Le fait d'être stigmatisé entraîne bien de conséquences qui ont été relevées par Erving GOFFMAN (1985) ; telles que :

  • La " victimisation" : les stigmatisés sont parfois des victimes qui sont exposées à toutes sortes de charlatans qui leur proposent des solutions contre le bégaiement, les douleurs chroniques, la paralysie, la surdité etc.
  • La " motivation à se surpasser pour effacer le stigmate" : l'individu stigmatisé peut aussi chercher à améliorer, indirectement, sa condition en consacrant, en privé, beaucoup d'efforts à maîtriser certains domaines d'activités que, d'ordinaire, pour des raisons incidentes ou matérielles, on estime fermés aux personnes infligées de sa déficience.

GOFFMAN mentionne comme illustration : la pratique du tennis et de l'équitation par des personnes ayant des déficiences physiques et des sports de montagnes par des aveugles.

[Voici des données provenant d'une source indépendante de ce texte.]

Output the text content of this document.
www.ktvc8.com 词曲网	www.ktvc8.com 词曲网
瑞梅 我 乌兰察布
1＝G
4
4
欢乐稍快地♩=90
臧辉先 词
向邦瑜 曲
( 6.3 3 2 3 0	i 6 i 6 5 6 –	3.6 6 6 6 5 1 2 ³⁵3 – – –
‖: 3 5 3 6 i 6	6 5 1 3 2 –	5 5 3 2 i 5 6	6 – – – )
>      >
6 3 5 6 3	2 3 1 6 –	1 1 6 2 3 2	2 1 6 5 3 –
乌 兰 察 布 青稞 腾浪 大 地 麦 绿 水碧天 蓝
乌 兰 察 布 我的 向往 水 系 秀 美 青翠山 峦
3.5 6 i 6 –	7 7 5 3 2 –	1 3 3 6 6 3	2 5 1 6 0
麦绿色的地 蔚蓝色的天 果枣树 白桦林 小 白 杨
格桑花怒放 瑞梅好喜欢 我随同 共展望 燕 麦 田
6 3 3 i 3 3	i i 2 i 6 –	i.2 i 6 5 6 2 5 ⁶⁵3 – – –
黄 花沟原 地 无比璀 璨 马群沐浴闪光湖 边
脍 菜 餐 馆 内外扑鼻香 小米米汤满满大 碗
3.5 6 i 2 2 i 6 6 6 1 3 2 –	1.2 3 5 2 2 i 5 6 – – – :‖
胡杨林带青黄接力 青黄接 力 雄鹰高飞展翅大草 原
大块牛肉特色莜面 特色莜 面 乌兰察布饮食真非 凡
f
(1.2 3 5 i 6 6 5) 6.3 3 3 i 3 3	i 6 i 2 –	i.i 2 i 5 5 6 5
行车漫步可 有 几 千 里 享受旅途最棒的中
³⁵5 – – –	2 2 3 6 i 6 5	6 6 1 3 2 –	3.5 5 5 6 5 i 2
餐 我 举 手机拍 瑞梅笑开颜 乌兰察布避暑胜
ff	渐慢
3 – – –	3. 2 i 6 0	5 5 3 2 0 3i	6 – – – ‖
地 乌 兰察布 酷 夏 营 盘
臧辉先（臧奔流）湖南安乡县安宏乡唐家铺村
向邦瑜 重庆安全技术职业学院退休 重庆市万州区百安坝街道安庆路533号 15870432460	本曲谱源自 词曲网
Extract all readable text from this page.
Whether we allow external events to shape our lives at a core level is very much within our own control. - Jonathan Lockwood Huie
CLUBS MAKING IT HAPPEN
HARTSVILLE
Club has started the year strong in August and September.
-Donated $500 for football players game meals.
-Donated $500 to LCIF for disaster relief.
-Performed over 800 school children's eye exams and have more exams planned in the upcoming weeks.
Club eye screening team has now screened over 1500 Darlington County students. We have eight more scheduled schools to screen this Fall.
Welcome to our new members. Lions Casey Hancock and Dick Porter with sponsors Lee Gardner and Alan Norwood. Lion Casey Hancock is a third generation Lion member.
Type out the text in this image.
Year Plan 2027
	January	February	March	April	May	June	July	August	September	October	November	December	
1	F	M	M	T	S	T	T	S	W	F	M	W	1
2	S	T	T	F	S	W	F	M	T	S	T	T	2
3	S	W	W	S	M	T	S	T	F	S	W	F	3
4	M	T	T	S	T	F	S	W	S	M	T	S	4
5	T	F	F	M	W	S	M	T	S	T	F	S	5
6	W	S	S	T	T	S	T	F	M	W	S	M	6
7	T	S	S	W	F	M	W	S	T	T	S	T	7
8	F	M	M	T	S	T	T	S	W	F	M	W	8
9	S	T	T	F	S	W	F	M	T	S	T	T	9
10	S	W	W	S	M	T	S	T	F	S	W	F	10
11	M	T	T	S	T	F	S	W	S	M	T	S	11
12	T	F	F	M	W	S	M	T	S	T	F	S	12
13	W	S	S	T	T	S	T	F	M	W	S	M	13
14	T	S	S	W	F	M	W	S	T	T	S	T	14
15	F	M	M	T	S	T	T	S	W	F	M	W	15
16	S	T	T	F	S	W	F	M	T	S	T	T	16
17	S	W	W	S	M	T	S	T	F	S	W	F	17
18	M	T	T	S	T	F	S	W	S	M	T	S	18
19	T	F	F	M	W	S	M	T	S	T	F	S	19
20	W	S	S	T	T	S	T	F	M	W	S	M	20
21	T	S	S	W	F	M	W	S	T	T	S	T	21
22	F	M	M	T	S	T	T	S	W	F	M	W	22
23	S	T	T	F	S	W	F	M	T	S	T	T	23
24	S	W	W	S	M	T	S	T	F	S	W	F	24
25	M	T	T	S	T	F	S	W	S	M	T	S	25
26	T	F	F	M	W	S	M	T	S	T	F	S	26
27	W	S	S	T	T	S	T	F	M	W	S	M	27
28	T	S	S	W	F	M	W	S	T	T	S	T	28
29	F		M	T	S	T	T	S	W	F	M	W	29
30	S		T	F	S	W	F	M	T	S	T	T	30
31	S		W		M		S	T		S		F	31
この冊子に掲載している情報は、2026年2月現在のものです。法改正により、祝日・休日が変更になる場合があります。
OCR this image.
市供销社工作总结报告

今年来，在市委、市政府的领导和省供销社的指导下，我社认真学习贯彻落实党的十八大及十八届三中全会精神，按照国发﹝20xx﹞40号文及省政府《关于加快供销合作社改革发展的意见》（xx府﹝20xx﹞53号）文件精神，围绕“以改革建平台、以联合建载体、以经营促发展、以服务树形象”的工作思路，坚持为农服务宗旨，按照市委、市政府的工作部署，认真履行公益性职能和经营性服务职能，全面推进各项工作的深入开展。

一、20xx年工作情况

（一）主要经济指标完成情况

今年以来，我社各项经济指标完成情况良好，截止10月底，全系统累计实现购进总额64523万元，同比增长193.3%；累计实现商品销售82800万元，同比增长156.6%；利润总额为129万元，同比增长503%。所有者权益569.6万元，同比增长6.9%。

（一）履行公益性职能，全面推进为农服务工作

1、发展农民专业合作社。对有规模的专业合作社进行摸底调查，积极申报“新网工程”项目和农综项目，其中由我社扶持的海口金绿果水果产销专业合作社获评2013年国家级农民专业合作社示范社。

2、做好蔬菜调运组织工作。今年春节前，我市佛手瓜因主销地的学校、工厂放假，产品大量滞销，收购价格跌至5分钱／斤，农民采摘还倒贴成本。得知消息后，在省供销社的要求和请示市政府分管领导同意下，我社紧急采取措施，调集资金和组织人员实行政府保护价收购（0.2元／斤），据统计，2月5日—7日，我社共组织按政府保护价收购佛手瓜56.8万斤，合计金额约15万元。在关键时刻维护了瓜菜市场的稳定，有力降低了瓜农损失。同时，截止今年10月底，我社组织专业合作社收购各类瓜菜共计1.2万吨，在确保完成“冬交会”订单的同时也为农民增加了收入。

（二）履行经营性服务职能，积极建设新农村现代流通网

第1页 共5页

  • " L'utilisation sociale du stigmate" : le stigmate peut, aussi, être utilisé pour justifier des échecs qui ont une autre explication. Le fait d'être reconnu handicapé peut apparaître comme un statut avantageux en période économique difficile, par exemple chez un chômeur en rupture de droits ou chez un jeune qui n'arrive pas à accepter les exigences du monde du travail.
  • " Le stigmate-handicap peut être une clé pour comprendre les autres" : bon nombre de personnes handicapées font un double constat : le premier est qu'elles ont une meilleure connaissance des autres, une meilleure attention à leurs problèmes du fait du voyage dans les souffrances et des difficultés qu'elles ont rencontrées ; le second est que la délimitation entre "normaux" et "stigmatisés" (ou handicapés) n'est pas une frontière nette.
  • " Les stigmatisés sont toujours sur la défensive" : la personne atteinte d'un stigmate a souvent l'impression d'être en "représentation", attentive à l'effet qu'elle produit sur l'entourage. Elle est sensible à l'amalgame que beaucoup font entre divers types de déficiences par ignorance de la typologie fonctionnelle des personnes handicapées : une diminution des capacités motrices ou visuelles est volontiers interprétée comme associée à une perte des aptitudes intellectuelles.
  • Le " recours à l'humour provocateur par les stigmatisés" : certaines personnes handicapées usent de subterfuges pour faire disparaître la sensation de gêne en ayant une attitude à la limite de la provocation et sur le mode de l'humour. GOFFMAN cite le cas de la personne en fauteuil roulant qui, au moment de l'installation des convives autour d'une table de restaurant, indique qu'il n'est pas nécessaire pour lui de chercher un siège puisqu'il est venu avec le sien. Ce type de remarque ayant probablement, aussi, la valeur d'un rituel d'inclusion dans un groupe.

Erving GOFFMAN reconnaît aussi la nécessité de prendre en considération le lien entre le " Territoire" et le handicap dans les phénomènes d'interface personnes stigmatisées-handicapées avec les "autres".

Le marquage d'un territoire spécifique "réservé" aux personnes handicapées étant une démarche ancienne que l'on retrouve à travers l'histoire des incapacités et des handicaps.

Notes
65.

Cité par LE BRETON D., Le miroir social du handicap, in Journal des psychologues, pp. 26 à 28, n° 130, 1995, p. 26.